And Elohim said, “Let there be an expanse in the midst of the waters separating water from water.

Let there be …: For verse 1:3 we translated the same Hebrew word (יְהִי –  yəhi) as “come into being”. As mentioned in that discussion, I chose “come into being” because it explicitly calls attention to the ex nihilo creation of  light. But, unlike 1:3, the expanse already exists, needing only for the waters to be separated in order to come into view, hence a more conventional usage.

expanse: Many English translations render the Hebrew noun רָקִ֖יעַ (raqia) as ‘firmament’ (notably the English translation of the Septuagint, the LXA) while others render raqia as ‘expanse’. The latter translation is arguably more reasonable given that its verbal root, רָקַע (raqa), has a connotation of flattening, say, as a ball of dough is flattened by a rolling pin. In Exodus 39:3 the RSV renders the verb as “beat thin”, and in Jer 10:9 as “spread into plates”. The idea, therefore, of flattening an object and denoting its sheetlike appearance as an ‘expanse’  seems more reasonable than ‘firmament’. Also supporting this view, is the occurence of raqia in verse 1:20, where flying creatures are commanded to “fly-about over the land above the surface of the raqia of the skies”. In this verse, I believe that ‘expanse of the skies’ may make more sense than ‘firmament of the skies’.

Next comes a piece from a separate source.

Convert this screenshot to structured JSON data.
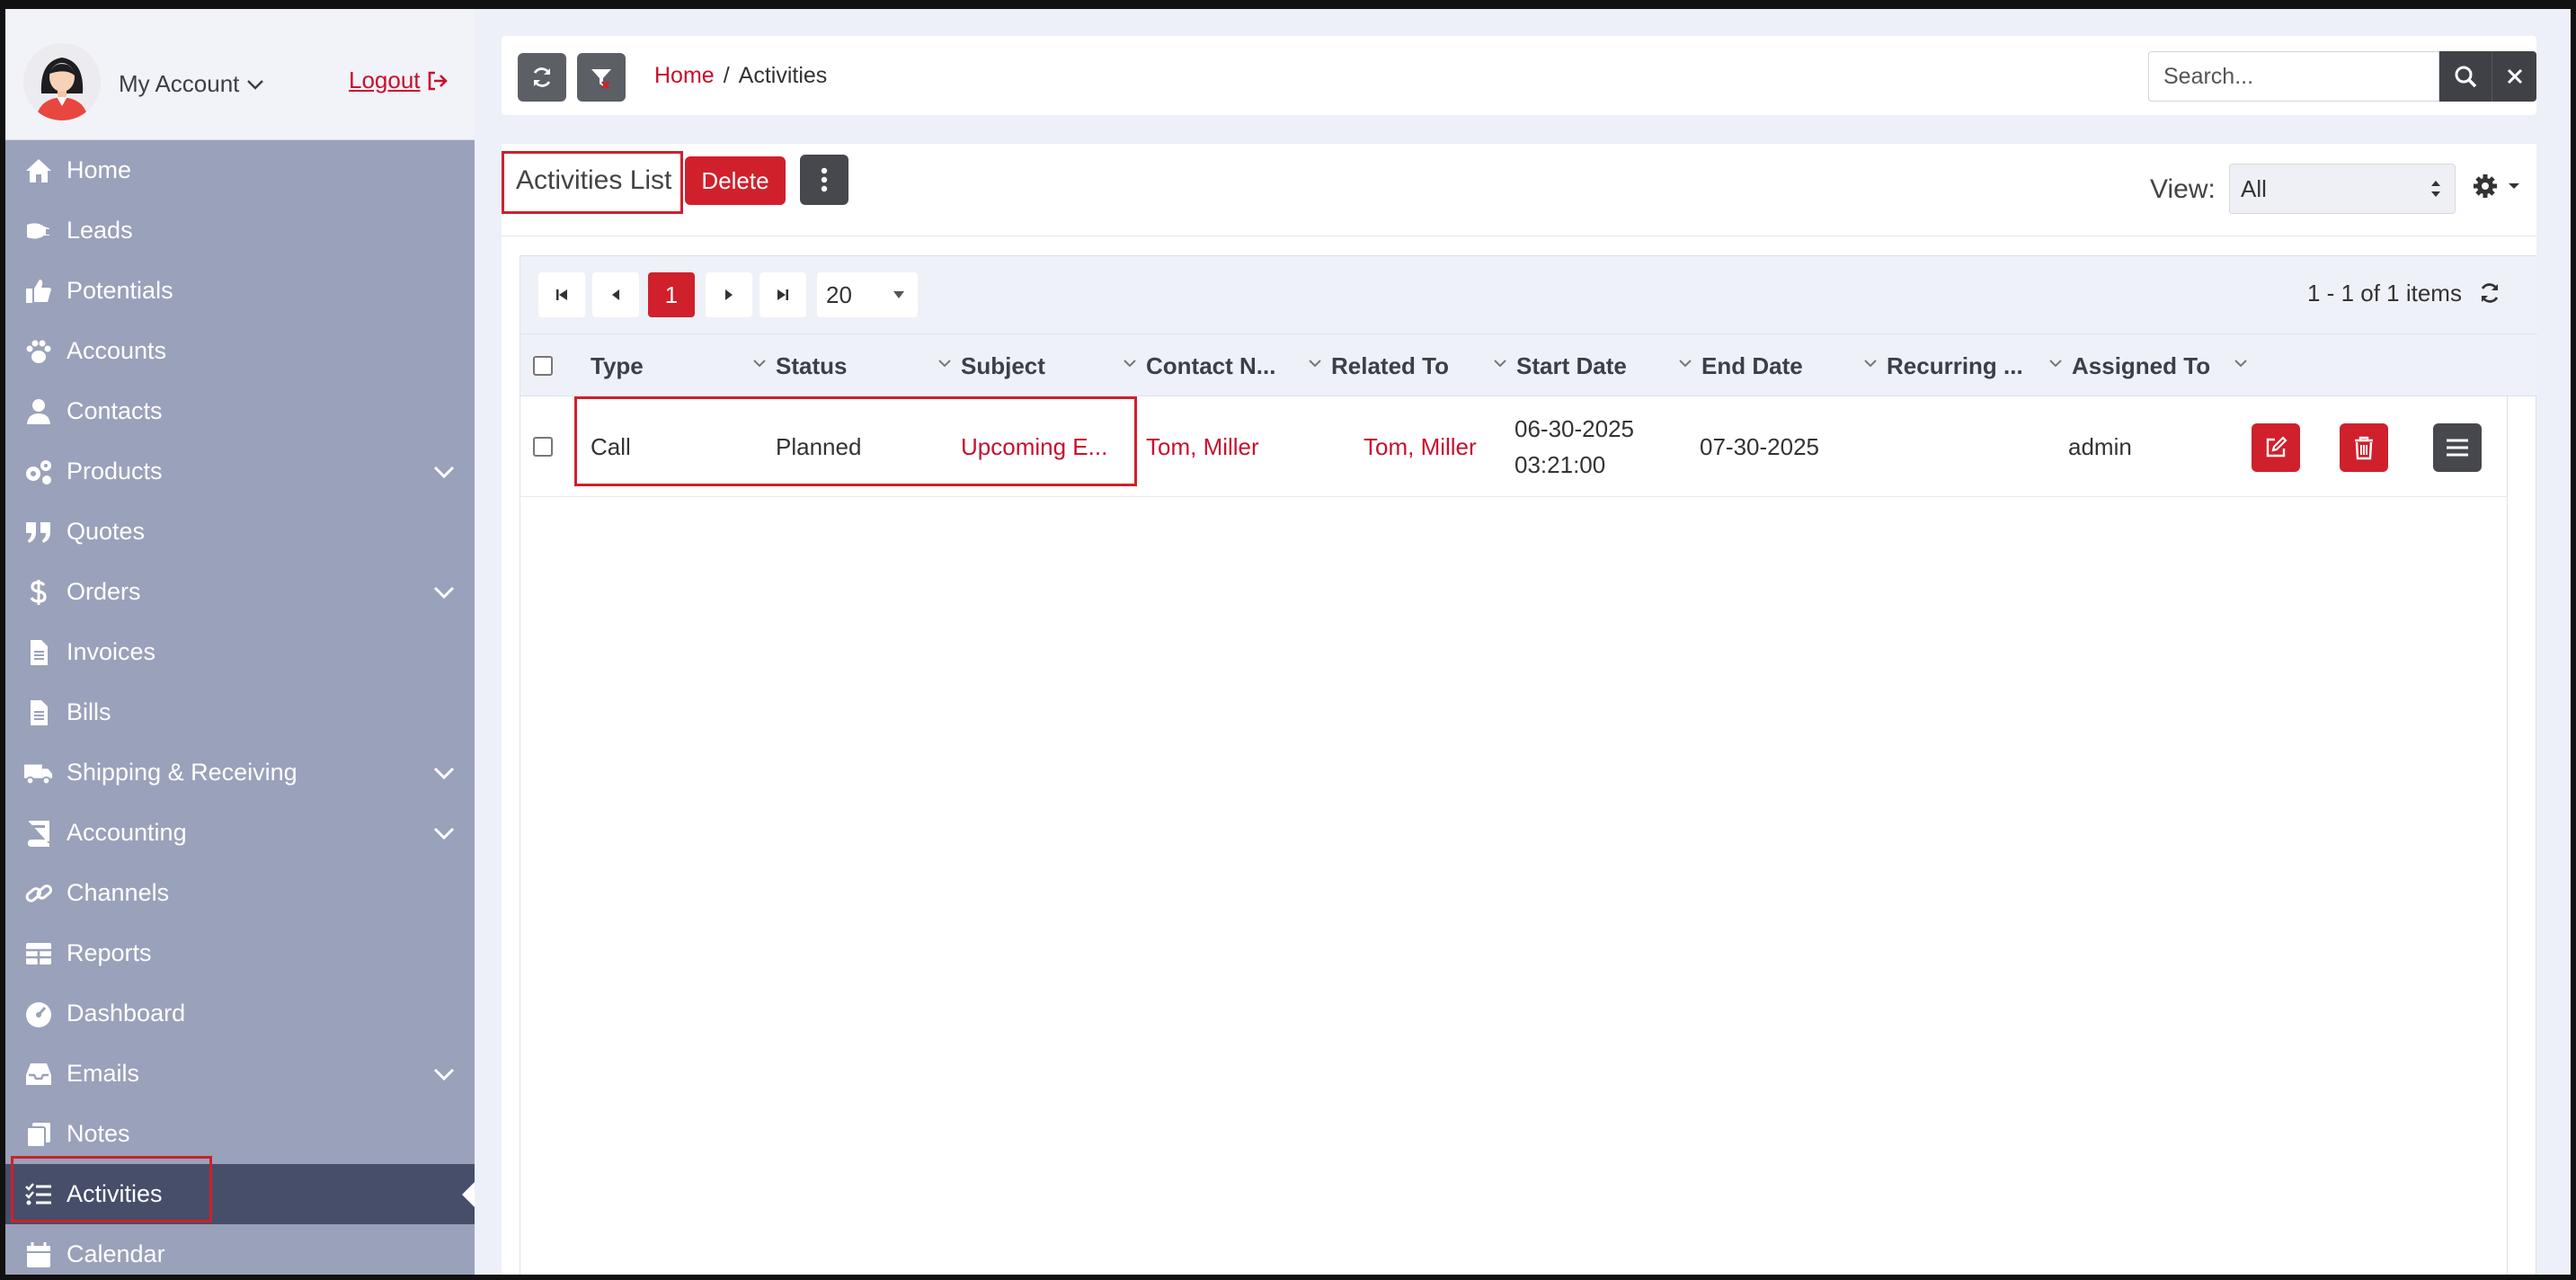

separating water from water:  (וִיהִי מַבְדִּיל בֵּין מַיִם לָמָיִם – vihi mavdil ben mayim lamayim)  The picture these words convey is often described as a land-mass separating two bodies of water (oceans, lakes, etc.,). This is probably not correct. In this case, the so-called expanse creates a void that separates water in the sky (rain) from the terrestrial waters (oceans, rivers, lakes).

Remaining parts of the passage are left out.